Tokyo stocks opened 0.78 percent higher on Friday with sentiment buoyed by the weaker yen amid hopes for aggressive monetary easing by the Bank of Japan.
The Nikkei 225 index at the Tokyo Stock Exchange was up 68.61 points at 8,898.33.
Favourable currency market movements would offset Thursday's drops on European and US bourses, as well as weak forecasts from US retailers, and news that the eurozone had fallen into recession, traders said.
"A weaker yen is paramount to upward stock price movement," said Hiroichi Nishi, general manager of equities at SMBC Nikko Securities.

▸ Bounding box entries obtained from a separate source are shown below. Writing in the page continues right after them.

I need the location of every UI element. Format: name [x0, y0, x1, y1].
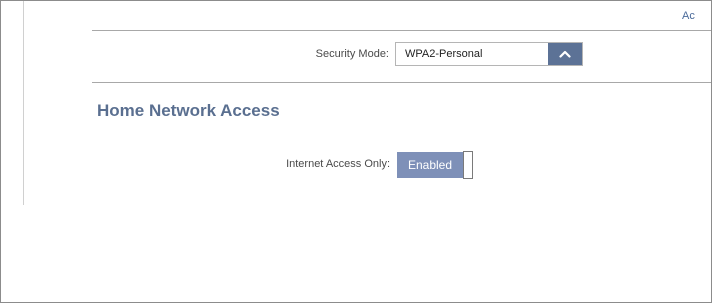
toggle-state-label: Enabled [397, 152, 463, 178]
internet-access-only-label: Internet Access Only: [286, 158, 390, 170]
settings-panel: Ac Security Mode: WPA2-Personal Home Net… [0, 0, 712, 303]
security-mode-value: WPA2-Personal [405, 48, 483, 60]
security-mode-label: Security Mode: [315, 48, 389, 60]
top-right-link[interactable]: Ac [682, 10, 695, 22]
chevron-up-glyph [559, 50, 571, 58]
toggle-knob[interactable] [463, 151, 473, 179]
divider-section [92, 82, 711, 83]
security-mode-select[interactable]: WPA2-Personal [395, 42, 583, 66]
internet-access-only-toggle[interactable]: Enabled [397, 150, 473, 180]
chevron-up-icon[interactable] [548, 43, 582, 65]
left-border-line [23, 1, 24, 205]
section-heading-home-network-access: Home Network Access [97, 101, 280, 120]
divider-top [92, 30, 711, 31]
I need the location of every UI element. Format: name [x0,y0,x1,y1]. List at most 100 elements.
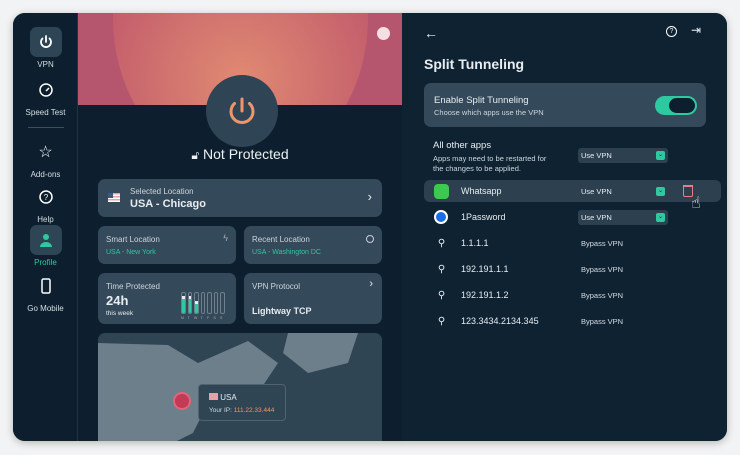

"After pronounced weakness since the conclusion of the US presidential election, US stocks have been oversold, while Japan stocks have technical room for more upside," he told Dow Jones Newswires.
Japanese exporters have been dealt a blow by a strong yen which reduces their income when repatriated.
The dollar was at 81.14 yen in early Asian trade, almost unchanged from 81.16 yen in New York late Thursday but sharply up from 80.20 yen in Tokyo early Thursday.
The euro bought 103.62 yen and $1.2779 compared with 103.69 yen and $1.2778 in US trade.
The yen tumbled Thursday after Japan's main opposition leader Shizo Abe, the front runner to become next prime minister after December 16 elections, said he would press the central bank to ease monetary policy.
US stocks zig-zagged around the break-even line in volatile trade Thursday before ending slightly lower, pulled down in part by Walmart's disappointing earnings.
The Dow Jones Industrial Average finished down 0.23 percent at 12,542.38.